For instance, in the expression we have, the distributive property is applied as follows:

• The term \(3t\) is distributed over the terms in the brackets \([4 - (t - 3)]\).
• This means we multiply \(3t\) by both \(4\) and \(-(t - 3)\), which gives us \(3t \times 4 - 3t \times (t - 3)\).
• Similarly, \(t\) is multiplied by both terms in the second parenthesis \((t + 5)\).

So, you end up with new terms that can be combined further.

Practicing the distributive property helps in solving more complex algebraic expressions efficiently. You break down tasks into smaller parts, making the expressions much easier to handle.

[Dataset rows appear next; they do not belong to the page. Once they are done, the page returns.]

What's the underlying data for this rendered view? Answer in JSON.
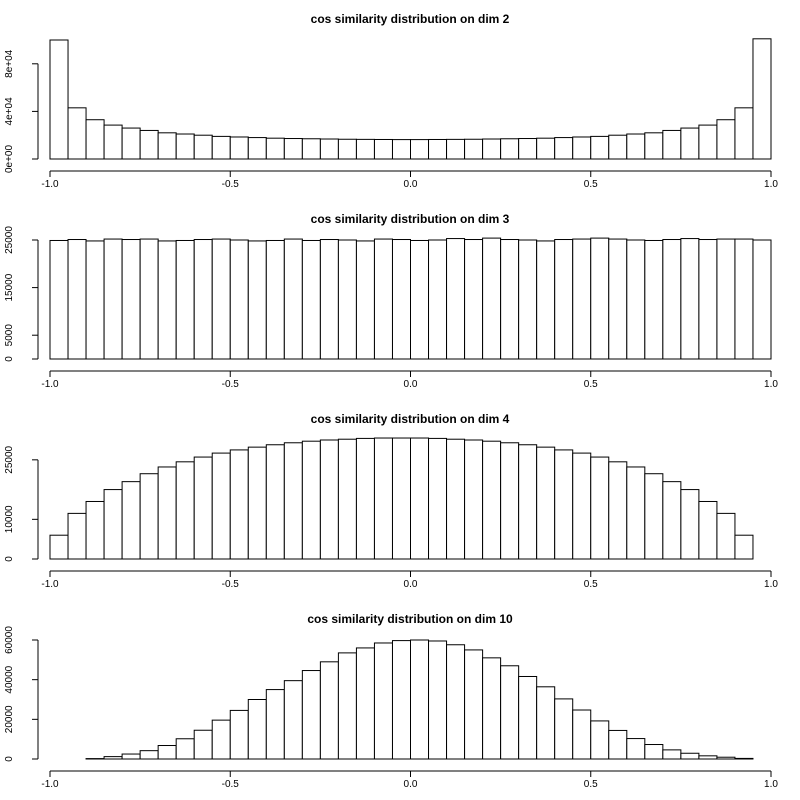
{
  "chart_data": [
    {
      "type": "bar",
      "title": "cos similarity distribution on dim 2",
      "xlim": [
        -1,
        1
      ],
      "ylim": [
        0,
        100000
      ],
      "bin_width": 0.05,
      "x_ticks": [
        -1,
        -0.5,
        0,
        0.5,
        1
      ],
      "x_tick_labels": [
        "-1.0",
        "-0.5",
        "0.0",
        "0.5",
        "1.0"
      ],
      "y_ticks": [
        0,
        40000,
        80000
      ],
      "y_tick_labels": [
        "0e+00",
        "4e+04",
        "8e+04"
      ],
      "values": [
        100000,
        43000,
        33000,
        28500,
        26000,
        24000,
        22000,
        21000,
        20000,
        19000,
        18500,
        18000,
        17500,
        17200,
        17000,
        16800,
        16600,
        16500,
        16400,
        16300,
        16300,
        16400,
        16500,
        16600,
        16800,
        17000,
        17200,
        17500,
        18000,
        18500,
        19000,
        20000,
        21000,
        22000,
        24000,
        26000,
        28500,
        33000,
        43000,
        101000
      ]
    },
    {
      "type": "bar",
      "title": "cos similarity distribution on dim 3",
      "xlim": [
        -1,
        1
      ],
      "ylim": [
        0,
        25000
      ],
      "bin_width": 0.05,
      "x_ticks": [
        -1,
        -0.5,
        0,
        0.5,
        1
      ],
      "x_tick_labels": [
        "-1.0",
        "-0.5",
        "0.0",
        "0.5",
        "1.0"
      ],
      "y_ticks": [
        0,
        5000,
        15000,
        25000
      ],
      "y_tick_labels": [
        "0",
        "5000",
        "15000",
        "25000"
      ],
      "values": [
        24900,
        25100,
        24800,
        25200,
        25100,
        25200,
        24800,
        24900,
        25100,
        25200,
        25000,
        24800,
        24900,
        25200,
        24900,
        25100,
        25000,
        24800,
        25200,
        25100,
        24900,
        25000,
        25300,
        25100,
        25400,
        25100,
        25000,
        24800,
        25100,
        25200,
        25400,
        25200,
        25000,
        24900,
        25100,
        25300,
        25100,
        25200,
        25200,
        25000
      ]
    },
    {
      "type": "bar",
      "title": "cos similarity distribution on dim 4",
      "xlim": [
        -1,
        1
      ],
      "ylim": [
        0,
        30000
      ],
      "bin_width": 0.05,
      "x_ticks": [
        -1,
        -0.5,
        0,
        0.5,
        1
      ],
      "x_tick_labels": [
        "-1.0",
        "-0.5",
        "0.0",
        "0.5",
        "1.0"
      ],
      "y_ticks": [
        0,
        10000,
        25000
      ],
      "y_tick_labels": [
        "0",
        "10000",
        "25000"
      ],
      "values": [
        6000,
        11500,
        14500,
        17500,
        19500,
        21500,
        23200,
        24500,
        25700,
        26700,
        27500,
        28200,
        28800,
        29300,
        29700,
        30000,
        30200,
        30400,
        30500,
        30500,
        30500,
        30400,
        30200,
        30000,
        29700,
        29300,
        28800,
        28200,
        27500,
        26700,
        25700,
        24500,
        23200,
        21500,
        19500,
        17500,
        14500,
        11500,
        6000,
        0
      ]
    },
    {
      "type": "bar",
      "title": "cos similarity distribution on dim 10",
      "xlim": [
        -1,
        1
      ],
      "ylim": [
        0,
        60000
      ],
      "bin_width": 0.05,
      "x_ticks": [
        -1,
        -0.5,
        0,
        0.5,
        1
      ],
      "x_tick_labels": [
        "-1.0",
        "-0.5",
        "0.0",
        "0.5",
        "1.0"
      ],
      "y_ticks": [
        0,
        20000,
        40000,
        60000
      ],
      "y_tick_labels": [
        "0",
        "20000",
        "40000",
        "60000"
      ],
      "values": [
        0,
        0,
        200,
        1200,
        2500,
        4200,
        6800,
        10200,
        14500,
        19600,
        24500,
        30000,
        35000,
        39500,
        44600,
        49000,
        53500,
        56000,
        58500,
        59700,
        60000,
        59500,
        57600,
        55000,
        51000,
        47000,
        41600,
        36400,
        30300,
        24700,
        19200,
        14400,
        10300,
        7300,
        4600,
        2900,
        1600,
        900,
        300,
        0
      ]
    }
  ]
}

Once you've applied the distributive property and expanded the expression, the next step is to combine like terms. **Like terms** are terms that have the same variable raised to the same power. By combining these, you can simplify the expression to its most basic form.

In our example:

• We have two terms that contain \(t^2\): \(-3t^2\) and \(t^2\). When you combine them, their coefficients are simply added, resulting in \(-2t^2\).
• For the terms with \(t\), you have \(12t\) and \(5t\). Adding these like terms gives \(17t\).

So, by combining like terms, the expression \(12t - 3t^2 + t^2 + 5t\) simplifies to \(17t - 2t^2\). This process is crucial, as it makes complex expressions far simpler to understand and use.

Algebraic expressions can be a bit daunting initially, but understanding their components helps immensely. An **algebraic expression** is a mathematical phrase that can include numbers, variables, and operations without an equality sign. Let's demystify some components:

• **Terms**: These are separated by addition or subtraction, such as \(3t\) or \(-3t^2\).
• **Coefficients**: These are the numbers that multiply the variables, like \(3\) in \(3t\).
• **Variables**: The symbols, such as \(t\), represent numbers that can change or vary.
• **Constants**: Fixed numbers that stand alone without variables, though in our example, they don't appear explicitly.

Algebraic expressions are the building blocks of algebra. They enable us to represent real-world situations and solve equations intuitively. By understanding how to manipulate and simplify these expressions, you become proficient in tackling various algebra problems.